FG to launch auto-credit scheme to boost local automobile industry

FG to launch auto-credit scheme to boost local automobile industry FG to launch auto-credit scheme to boost local automobile industry

The federal government has announced plans to launch an auto-credit scheme to boost the local automobile industry.

Doris Uzoka-Anite, minister for industry, trade, and investment, spoke on Tuesday at a 3-day automobile conference in Lagos.

Uzoka-Anite, who was represented by Joseph Osanipin, director general of the National Automotive Design and Development Council (NADDC), said the scheme is aimed at easing the acquisition of locally manufactured goods by Nigerians.

“There is no better time for this automotive conference than now. The time is right, as this is the time when the federal government is focusing more on the renewed hope agenda,” the minister said.


“In the last few months, the minister has been mentioning to us the steps the government is taking to stimulate the development and growth of the automobile industry.

“The first step is that the government is working on creating auto credit scheme to stimulate demand.

“In Nigeria today, we buy vehicles on a 100 percent cash-down basis; this is not done in any other economy.

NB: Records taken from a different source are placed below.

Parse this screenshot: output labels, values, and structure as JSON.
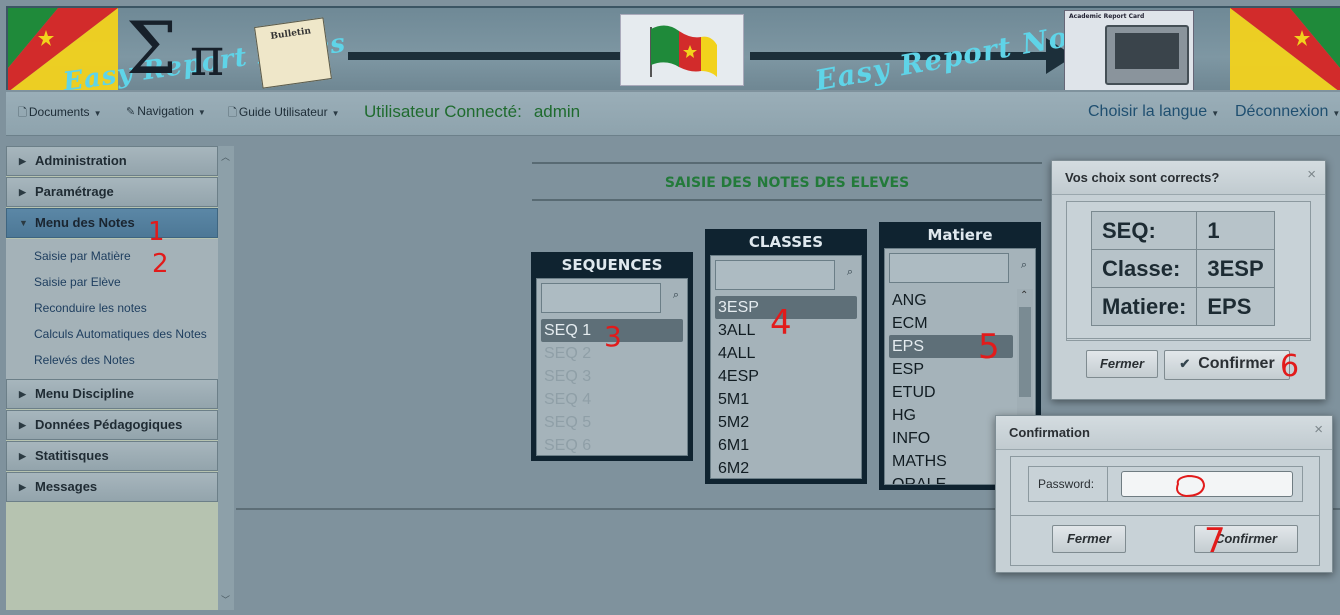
{
  "banner": {
    "brand_left": "Easy Report Notes",
    "brand_right": "Easy Report Notes",
    "bulletin_label": "Bulletin",
    "report_card_label": "Academic Report Card"
  },
  "menubar": {
    "documents": "Documents",
    "navigation": "Navigation",
    "guide": "Guide Utilisateur",
    "user_label": "Utilisateur Connecté:",
    "user_name": "admin",
    "language": "Choisir la langue",
    "logout": "Déconnexion"
  },
  "sidebar": {
    "sections": [
      {
        "label": "Administration"
      },
      {
        "label": "Paramétrage"
      },
      {
        "label": "Menu des Notes"
      },
      {
        "label": "Menu Discipline"
      },
      {
        "label": "Données Pédagogiques"
      },
      {
        "label": "Statitisques"
      },
      {
        "label": "Messages"
      }
    ],
    "notes_items": [
      {
        "label": "Saisie par Matière"
      },
      {
        "label": "Saisie par Elève"
      },
      {
        "label": "Reconduire les notes"
      },
      {
        "label": "Calculs Automatiques des Notes"
      },
      {
        "label": "Relevés des Notes"
      }
    ]
  },
  "main": {
    "title": "SAISIE DES NOTES DES ELEVES",
    "sequences": {
      "header": "SEQUENCES",
      "items": [
        "SEQ 1",
        "SEQ 2",
        "SEQ 3",
        "SEQ 4",
        "SEQ 5",
        "SEQ 6"
      ],
      "selected": "SEQ 1"
    },
    "classes": {
      "header": "CLASSES",
      "items": [
        "3ESP",
        "3ALL",
        "4ALL",
        "4ESP",
        "5M1",
        "5M2",
        "6M1",
        "6M2"
      ],
      "selected": "3ESP"
    },
    "matiere": {
      "header": "Matiere",
      "items": [
        "ANG",
        "ECM",
        "EPS",
        "ESP",
        "ETUD",
        "HG",
        "INFO",
        "MATHS",
        "ORALE"
      ],
      "selected": "EPS"
    }
  },
  "dialog_choices": {
    "title": "Vos choix sont corrects?",
    "close": "×",
    "rows": [
      {
        "label": "SEQ:",
        "value": "1"
      },
      {
        "label": "Classe:",
        "value": "3ESP"
      },
      {
        "label": "Matiere:",
        "value": "EPS"
      }
    ],
    "btn_close": "Fermer",
    "btn_confirm": "Confirmer"
  },
  "dialog_confirm": {
    "title": "Confirmation",
    "close": "×",
    "password_label": "Password:",
    "password_value": "",
    "btn_close": "Fermer",
    "btn_confirm": "Confirmer"
  },
  "annotations": [
    "1",
    "2",
    "3",
    "4",
    "5",
    "6",
    "7"
  ],
  "colors": {
    "accent_green": "#237a3a",
    "link_blue": "#1d3d5e",
    "annotation_red": "#e21b1b",
    "active_section": "#5b87a6"
  }
}
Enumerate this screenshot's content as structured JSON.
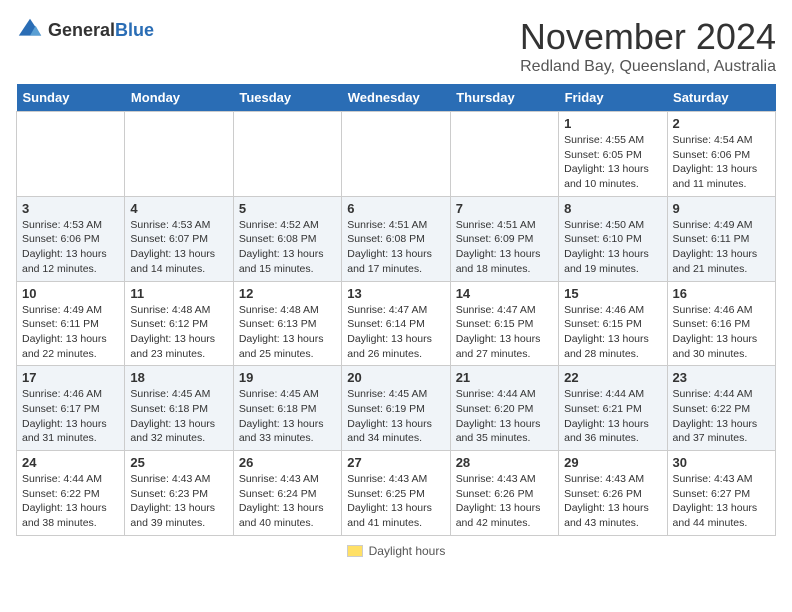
{
  "header": {
    "logo_general": "General",
    "logo_blue": "Blue",
    "month_year": "November 2024",
    "location": "Redland Bay, Queensland, Australia"
  },
  "legend": {
    "box_label": "Daylight hours"
  },
  "weekdays": [
    "Sunday",
    "Monday",
    "Tuesday",
    "Wednesday",
    "Thursday",
    "Friday",
    "Saturday"
  ],
  "weeks": [
    [
      {
        "day": "",
        "info": ""
      },
      {
        "day": "",
        "info": ""
      },
      {
        "day": "",
        "info": ""
      },
      {
        "day": "",
        "info": ""
      },
      {
        "day": "",
        "info": ""
      },
      {
        "day": "1",
        "info": "Sunrise: 4:55 AM\nSunset: 6:05 PM\nDaylight: 13 hours\nand 10 minutes."
      },
      {
        "day": "2",
        "info": "Sunrise: 4:54 AM\nSunset: 6:06 PM\nDaylight: 13 hours\nand 11 minutes."
      }
    ],
    [
      {
        "day": "3",
        "info": "Sunrise: 4:53 AM\nSunset: 6:06 PM\nDaylight: 13 hours\nand 12 minutes."
      },
      {
        "day": "4",
        "info": "Sunrise: 4:53 AM\nSunset: 6:07 PM\nDaylight: 13 hours\nand 14 minutes."
      },
      {
        "day": "5",
        "info": "Sunrise: 4:52 AM\nSunset: 6:08 PM\nDaylight: 13 hours\nand 15 minutes."
      },
      {
        "day": "6",
        "info": "Sunrise: 4:51 AM\nSunset: 6:08 PM\nDaylight: 13 hours\nand 17 minutes."
      },
      {
        "day": "7",
        "info": "Sunrise: 4:51 AM\nSunset: 6:09 PM\nDaylight: 13 hours\nand 18 minutes."
      },
      {
        "day": "8",
        "info": "Sunrise: 4:50 AM\nSunset: 6:10 PM\nDaylight: 13 hours\nand 19 minutes."
      },
      {
        "day": "9",
        "info": "Sunrise: 4:49 AM\nSunset: 6:11 PM\nDaylight: 13 hours\nand 21 minutes."
      }
    ],
    [
      {
        "day": "10",
        "info": "Sunrise: 4:49 AM\nSunset: 6:11 PM\nDaylight: 13 hours\nand 22 minutes."
      },
      {
        "day": "11",
        "info": "Sunrise: 4:48 AM\nSunset: 6:12 PM\nDaylight: 13 hours\nand 23 minutes."
      },
      {
        "day": "12",
        "info": "Sunrise: 4:48 AM\nSunset: 6:13 PM\nDaylight: 13 hours\nand 25 minutes."
      },
      {
        "day": "13",
        "info": "Sunrise: 4:47 AM\nSunset: 6:14 PM\nDaylight: 13 hours\nand 26 minutes."
      },
      {
        "day": "14",
        "info": "Sunrise: 4:47 AM\nSunset: 6:15 PM\nDaylight: 13 hours\nand 27 minutes."
      },
      {
        "day": "15",
        "info": "Sunrise: 4:46 AM\nSunset: 6:15 PM\nDaylight: 13 hours\nand 28 minutes."
      },
      {
        "day": "16",
        "info": "Sunrise: 4:46 AM\nSunset: 6:16 PM\nDaylight: 13 hours\nand 30 minutes."
      }
    ],
    [
      {
        "day": "17",
        "info": "Sunrise: 4:46 AM\nSunset: 6:17 PM\nDaylight: 13 hours\nand 31 minutes."
      },
      {
        "day": "18",
        "info": "Sunrise: 4:45 AM\nSunset: 6:18 PM\nDaylight: 13 hours\nand 32 minutes."
      },
      {
        "day": "19",
        "info": "Sunrise: 4:45 AM\nSunset: 6:18 PM\nDaylight: 13 hours\nand 33 minutes."
      },
      {
        "day": "20",
        "info": "Sunrise: 4:45 AM\nSunset: 6:19 PM\nDaylight: 13 hours\nand 34 minutes."
      },
      {
        "day": "21",
        "info": "Sunrise: 4:44 AM\nSunset: 6:20 PM\nDaylight: 13 hours\nand 35 minutes."
      },
      {
        "day": "22",
        "info": "Sunrise: 4:44 AM\nSunset: 6:21 PM\nDaylight: 13 hours\nand 36 minutes."
      },
      {
        "day": "23",
        "info": "Sunrise: 4:44 AM\nSunset: 6:22 PM\nDaylight: 13 hours\nand 37 minutes."
      }
    ],
    [
      {
        "day": "24",
        "info": "Sunrise: 4:44 AM\nSunset: 6:22 PM\nDaylight: 13 hours\nand 38 minutes."
      },
      {
        "day": "25",
        "info": "Sunrise: 4:43 AM\nSunset: 6:23 PM\nDaylight: 13 hours\nand 39 minutes."
      },
      {
        "day": "26",
        "info": "Sunrise: 4:43 AM\nSunset: 6:24 PM\nDaylight: 13 hours\nand 40 minutes."
      },
      {
        "day": "27",
        "info": "Sunrise: 4:43 AM\nSunset: 6:25 PM\nDaylight: 13 hours\nand 41 minutes."
      },
      {
        "day": "28",
        "info": "Sunrise: 4:43 AM\nSunset: 6:26 PM\nDaylight: 13 hours\nand 42 minutes."
      },
      {
        "day": "29",
        "info": "Sunrise: 4:43 AM\nSunset: 6:26 PM\nDaylight: 13 hours\nand 43 minutes."
      },
      {
        "day": "30",
        "info": "Sunrise: 4:43 AM\nSunset: 6:27 PM\nDaylight: 13 hours\nand 44 minutes."
      }
    ]
  ]
}
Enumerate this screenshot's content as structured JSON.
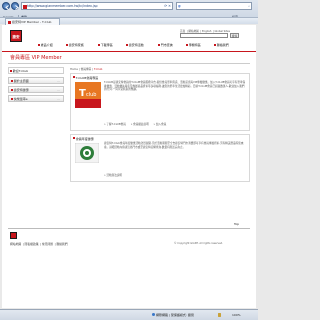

“We must be able to provide a credit scheme so people who are interested in buying locally manufactured goods can come together, go there, borrow and be able to finance acquisition of vehicles.”

She said the government is also working to transform Nigeria from being an assembling nation to a manufacturing nation.

The minister said the components manufacturers and the assemblers of vehicles will be signing a memorandum of understanding (MoU) to achieve this.

Speaking on the proliferation of fake auto spare parts in the market, Ngozi Emechebe, president of the Auto Spare Parts and Machinery Dealers Association (ASPAMDA), said the challenges posed by fake parts impact both the industry and the economy.


“Fake auto parts are counterfeit or unauthorised reproductions of parts made to look like genuine parts but often of inferior quality,” Emechebe said.

“Fake parts may cost significantly less than genuine parts, but they are often unreliable and potentially dangerous.

“In Nigeria, the issue of fakery is not new, as there is hardly any industry or sector that is not challenged by the faking of original products.

“Experts have also estimated that Nigeria loses about N100 billion annually as a result of road crashes, many of which are caused by the use of fake parts on automobiles.


“At the ASPAMDA, we do not tolerate the distribution of fake parts, as our members are well-informed and enlightened to avoid dealing with fake parts.”

Emechebe said ASPAMDA has collaborated with the Standard Organisation of Nigeria (SON) to combat the distribution of counterfeit parts in the market.


Also speaking, Georgina Lloyd, the exhibition manager at BtoB Events Limited, said the conference is aimed at enhancing awareness and building consensus on strategies to develop Nigeria’s automotive components and parts manufacturing industry.